Robi K, Viktor Ivančić’s creation and the most famous nine-year-old in our region, tries to understand the world and himself within it, in circumstances that are utterly incomprehensible even to mature and formed adults—let alone to someone just stepping into life.
His age makes him an ideal litmus test for reading all the deviations of society. And society is: the school (a system directly linked to the state apparatus, steering new generations where the state wants them to go); the family (on whose head the system has collapsed, and which, in its dysfunctional functionality, does everything to make Robi realize he lives in an incomprehensible time); Dida from Šolta, who lives by a different value system inherited from another era, offering Robi an alternative path toward the past—but not toward the future.
Society is also the street, Robi’s crew—equally confused by the world they must step into, and handicapped by the absurdity that nothing is what it is, nor as it presents itself. Society is also love—not the grand discovery of early puberty, but something with its own rules, ethnic, social, and other principles that make it far more complicated than it should be.

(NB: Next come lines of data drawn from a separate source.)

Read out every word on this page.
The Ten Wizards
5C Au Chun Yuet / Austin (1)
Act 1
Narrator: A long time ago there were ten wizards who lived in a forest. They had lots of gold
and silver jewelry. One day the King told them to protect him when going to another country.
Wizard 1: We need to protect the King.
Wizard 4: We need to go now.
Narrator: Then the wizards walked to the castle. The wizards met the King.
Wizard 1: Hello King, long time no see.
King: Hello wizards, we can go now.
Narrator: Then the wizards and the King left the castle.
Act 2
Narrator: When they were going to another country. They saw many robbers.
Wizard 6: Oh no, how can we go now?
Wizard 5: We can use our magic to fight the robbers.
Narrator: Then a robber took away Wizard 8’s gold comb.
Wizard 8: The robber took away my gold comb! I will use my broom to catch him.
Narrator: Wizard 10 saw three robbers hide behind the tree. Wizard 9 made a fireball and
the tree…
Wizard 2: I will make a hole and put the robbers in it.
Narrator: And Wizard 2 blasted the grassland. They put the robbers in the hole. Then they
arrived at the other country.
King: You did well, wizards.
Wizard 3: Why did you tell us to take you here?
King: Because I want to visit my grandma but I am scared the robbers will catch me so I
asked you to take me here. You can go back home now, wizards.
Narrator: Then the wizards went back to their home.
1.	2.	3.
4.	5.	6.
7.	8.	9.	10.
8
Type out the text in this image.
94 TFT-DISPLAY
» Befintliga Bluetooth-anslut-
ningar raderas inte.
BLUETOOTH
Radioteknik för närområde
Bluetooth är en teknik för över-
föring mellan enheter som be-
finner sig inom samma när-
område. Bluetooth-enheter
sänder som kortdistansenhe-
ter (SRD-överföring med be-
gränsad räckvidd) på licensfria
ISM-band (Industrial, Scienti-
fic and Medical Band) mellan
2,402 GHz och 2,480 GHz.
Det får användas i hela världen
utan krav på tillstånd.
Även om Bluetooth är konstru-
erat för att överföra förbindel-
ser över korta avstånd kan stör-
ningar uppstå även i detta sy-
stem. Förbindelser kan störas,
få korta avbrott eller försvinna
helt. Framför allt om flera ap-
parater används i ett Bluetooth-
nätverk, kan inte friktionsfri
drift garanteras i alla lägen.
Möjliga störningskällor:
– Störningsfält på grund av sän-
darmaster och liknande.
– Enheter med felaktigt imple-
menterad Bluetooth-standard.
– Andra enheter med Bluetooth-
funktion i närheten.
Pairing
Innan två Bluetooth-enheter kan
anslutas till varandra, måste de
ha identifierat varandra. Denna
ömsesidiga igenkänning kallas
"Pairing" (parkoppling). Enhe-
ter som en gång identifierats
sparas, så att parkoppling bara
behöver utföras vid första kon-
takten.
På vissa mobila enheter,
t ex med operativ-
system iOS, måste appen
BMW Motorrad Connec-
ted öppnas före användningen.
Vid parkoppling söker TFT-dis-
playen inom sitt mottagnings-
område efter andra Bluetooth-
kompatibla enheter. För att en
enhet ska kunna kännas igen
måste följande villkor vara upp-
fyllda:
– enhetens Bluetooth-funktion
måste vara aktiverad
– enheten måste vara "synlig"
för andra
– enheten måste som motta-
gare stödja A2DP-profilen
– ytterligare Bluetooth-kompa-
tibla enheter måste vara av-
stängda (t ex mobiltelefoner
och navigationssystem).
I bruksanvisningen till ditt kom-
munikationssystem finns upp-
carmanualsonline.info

Robi K, then, lives his anxious childhood in a constant knot of feeling guilty for something—a knot that follows him into his dreams. There it multiplies to unimaginable proportions, before returning to reality—more absurd than Monty Python sketches.
Robi will do everything to prove he is loyal, worthy, and a “real boy in the right place.” But in trying, he falls from one absurd situation into another, exposing the meaninglessness, absurdity, and hypocrisy that shape his world. Let us be his companions on that journey—we, the aged nine-year-olds who once imagined the world as better and fairer than the one we are forced to live in now.